И теперь он раз за разом проигрывал в голове все, что собирался сделать и сказать сегодня вечером в гостинице, нервничая при мысли, что может ляпнуть глупость или допустить оплошность. Подумать только, какой невероятной удачей было бы найти себе женщину во время крестового похода, а главное – удержать ее.

Он прибыл на место разгрузки, и, постучав в окно кабины, диспетчер прервал ход его мыслей:

– Эй, вы, там, внутри, подъезжайте к пандусу задним ходом!

Мишель знаком показал, что понял, и сдал назад сорокаметровый контейнеровоз, пристраиваясь к разгрузочному терминалу. Потом заглушил двигатель и приготовился вылезти наружу, чтобы помочь. В этот момент он различил внутри контейнера глухой удар. Заинтригованный, он прислушался, но звук не повторился. Опять ящик плохо закрепили, подумал он, спускаясь из кабины.

Техники с промежуточных палуб подходили по очереди получать заказанные материалы, а диспетчер сверял их имена со списком у себя на планшете. Двадцать минут спустя контейнер был пуст, за исключением одного ящика в глубине. Мишель склонился, вглядываясь в путевой лист, и с удивлением обнаружил, что этот ящик в нем не фигурирует.

– Не понимаю, вроде эта штука не вписана, – сказал он диспетчеру.

С недовольной гримасой тот полез в контейнер, чтобы тоже осмотреть ящик:

– Действительно, на нем даже спецификации нет.

– Что теперь будем делать? Я уже и так из графика выбился, больше ждать не могу.

И Бертрада убьет меня, если я опоздаю; может, она даже ждать меня не станет!

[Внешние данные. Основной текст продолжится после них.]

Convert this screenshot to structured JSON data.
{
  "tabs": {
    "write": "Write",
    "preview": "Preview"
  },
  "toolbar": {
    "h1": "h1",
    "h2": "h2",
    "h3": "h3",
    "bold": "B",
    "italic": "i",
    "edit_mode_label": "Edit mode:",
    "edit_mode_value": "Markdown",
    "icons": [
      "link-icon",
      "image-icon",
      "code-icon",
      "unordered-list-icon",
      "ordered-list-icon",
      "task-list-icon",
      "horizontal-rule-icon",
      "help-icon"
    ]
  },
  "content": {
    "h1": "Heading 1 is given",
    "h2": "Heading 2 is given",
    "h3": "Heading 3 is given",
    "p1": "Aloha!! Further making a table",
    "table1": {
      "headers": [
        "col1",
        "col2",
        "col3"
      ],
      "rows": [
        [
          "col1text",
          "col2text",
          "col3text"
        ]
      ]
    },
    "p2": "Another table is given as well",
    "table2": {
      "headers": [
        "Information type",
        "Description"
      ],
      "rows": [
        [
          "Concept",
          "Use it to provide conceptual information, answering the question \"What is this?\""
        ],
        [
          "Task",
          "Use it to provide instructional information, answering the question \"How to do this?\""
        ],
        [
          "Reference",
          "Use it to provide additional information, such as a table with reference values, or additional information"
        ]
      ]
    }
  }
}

Диспетчер растерялся, не рискуя брать на себя какую-либо инициативу, и Мишель решил ему слегка помочь:

– Может, открыть его и посмотреть, что там внутри? Тогда будем знать, кому доставить.

– Хм… теоретически мы не имеем права… Вдруг там точное оборудование…

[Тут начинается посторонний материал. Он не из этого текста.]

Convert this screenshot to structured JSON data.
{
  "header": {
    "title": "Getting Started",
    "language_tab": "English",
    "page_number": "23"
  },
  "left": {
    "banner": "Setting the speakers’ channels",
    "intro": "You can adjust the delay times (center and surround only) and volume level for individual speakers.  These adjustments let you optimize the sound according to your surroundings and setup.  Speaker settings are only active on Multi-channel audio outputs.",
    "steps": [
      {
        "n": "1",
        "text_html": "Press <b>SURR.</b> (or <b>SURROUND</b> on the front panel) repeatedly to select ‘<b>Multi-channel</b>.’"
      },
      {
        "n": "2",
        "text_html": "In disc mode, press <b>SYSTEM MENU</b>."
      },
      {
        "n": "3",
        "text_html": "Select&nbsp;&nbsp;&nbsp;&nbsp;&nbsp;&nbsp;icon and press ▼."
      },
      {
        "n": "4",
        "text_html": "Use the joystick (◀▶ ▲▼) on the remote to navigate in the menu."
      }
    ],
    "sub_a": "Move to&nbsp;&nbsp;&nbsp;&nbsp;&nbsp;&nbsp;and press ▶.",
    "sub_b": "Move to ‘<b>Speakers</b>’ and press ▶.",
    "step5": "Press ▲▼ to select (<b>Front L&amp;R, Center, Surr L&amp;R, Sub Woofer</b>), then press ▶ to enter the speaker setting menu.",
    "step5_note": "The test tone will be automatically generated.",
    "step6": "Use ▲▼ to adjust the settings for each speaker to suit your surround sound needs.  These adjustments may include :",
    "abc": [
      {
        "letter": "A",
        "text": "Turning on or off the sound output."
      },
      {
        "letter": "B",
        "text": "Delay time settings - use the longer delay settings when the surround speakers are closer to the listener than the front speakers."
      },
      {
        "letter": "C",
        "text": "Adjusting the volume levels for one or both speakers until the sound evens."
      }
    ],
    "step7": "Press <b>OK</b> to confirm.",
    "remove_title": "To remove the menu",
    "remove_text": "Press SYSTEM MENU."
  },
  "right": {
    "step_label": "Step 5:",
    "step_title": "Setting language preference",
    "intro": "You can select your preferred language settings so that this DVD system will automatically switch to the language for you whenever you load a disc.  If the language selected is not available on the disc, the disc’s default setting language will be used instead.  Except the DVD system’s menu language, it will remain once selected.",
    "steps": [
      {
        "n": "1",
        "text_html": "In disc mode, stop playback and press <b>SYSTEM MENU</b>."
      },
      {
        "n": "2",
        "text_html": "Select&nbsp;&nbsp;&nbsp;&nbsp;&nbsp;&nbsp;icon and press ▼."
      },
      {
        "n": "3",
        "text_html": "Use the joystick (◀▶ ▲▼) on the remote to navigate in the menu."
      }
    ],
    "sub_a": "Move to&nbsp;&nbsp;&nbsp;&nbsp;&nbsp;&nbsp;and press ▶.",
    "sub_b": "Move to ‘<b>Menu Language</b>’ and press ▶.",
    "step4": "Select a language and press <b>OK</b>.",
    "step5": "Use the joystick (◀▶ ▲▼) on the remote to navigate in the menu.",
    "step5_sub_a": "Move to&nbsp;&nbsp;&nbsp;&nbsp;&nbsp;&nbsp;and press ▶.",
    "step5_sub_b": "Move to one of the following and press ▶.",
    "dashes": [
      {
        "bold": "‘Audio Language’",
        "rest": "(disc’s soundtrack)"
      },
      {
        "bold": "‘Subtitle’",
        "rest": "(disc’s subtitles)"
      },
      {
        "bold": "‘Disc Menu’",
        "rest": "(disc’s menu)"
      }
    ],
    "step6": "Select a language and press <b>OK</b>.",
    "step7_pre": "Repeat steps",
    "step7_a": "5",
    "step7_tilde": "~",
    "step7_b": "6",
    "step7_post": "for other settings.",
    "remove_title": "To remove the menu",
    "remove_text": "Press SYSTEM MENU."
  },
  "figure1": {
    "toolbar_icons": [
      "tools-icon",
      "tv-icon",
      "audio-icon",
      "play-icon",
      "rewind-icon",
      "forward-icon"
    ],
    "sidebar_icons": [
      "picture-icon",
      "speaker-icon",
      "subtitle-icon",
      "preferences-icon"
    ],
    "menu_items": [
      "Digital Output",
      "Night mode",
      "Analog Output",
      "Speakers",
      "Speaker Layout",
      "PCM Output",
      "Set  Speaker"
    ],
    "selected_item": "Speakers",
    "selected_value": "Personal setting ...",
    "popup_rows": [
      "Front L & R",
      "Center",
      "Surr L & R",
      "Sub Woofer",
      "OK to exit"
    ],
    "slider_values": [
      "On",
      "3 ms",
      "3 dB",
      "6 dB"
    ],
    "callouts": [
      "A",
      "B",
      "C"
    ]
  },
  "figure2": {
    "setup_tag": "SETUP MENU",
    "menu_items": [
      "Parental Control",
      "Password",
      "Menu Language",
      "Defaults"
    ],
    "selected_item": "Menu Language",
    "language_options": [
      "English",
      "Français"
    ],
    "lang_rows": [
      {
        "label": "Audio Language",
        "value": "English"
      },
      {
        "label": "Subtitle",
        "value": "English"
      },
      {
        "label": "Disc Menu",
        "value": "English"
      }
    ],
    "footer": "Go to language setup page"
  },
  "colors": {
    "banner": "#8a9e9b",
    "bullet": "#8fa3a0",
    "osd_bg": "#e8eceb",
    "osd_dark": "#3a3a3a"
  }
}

– Ну же, христианин, этот контейнер предназначался для техников. Откуда там точное военное оборудование! Иначе, можешь мне поверить, этот ящик не потерялся бы. Ничего мы там особенного не найдем, кроме кучи грязных инструментов.

– Может, ты и прав. Давай открывай.

С облегчением подумав, что не придется терять еще больше времени, Мишель сказал себе, что сможет наверстать опоздание за счет дневного перерыва и поспеет на вечернее свидание. Он достал из предписанного набора инструментов кусачки и перерезал пластиковые стержни, воткнутые в каждое ушко крышки. Диспетчер снял ее, и у обоих глаза округлились от удивления.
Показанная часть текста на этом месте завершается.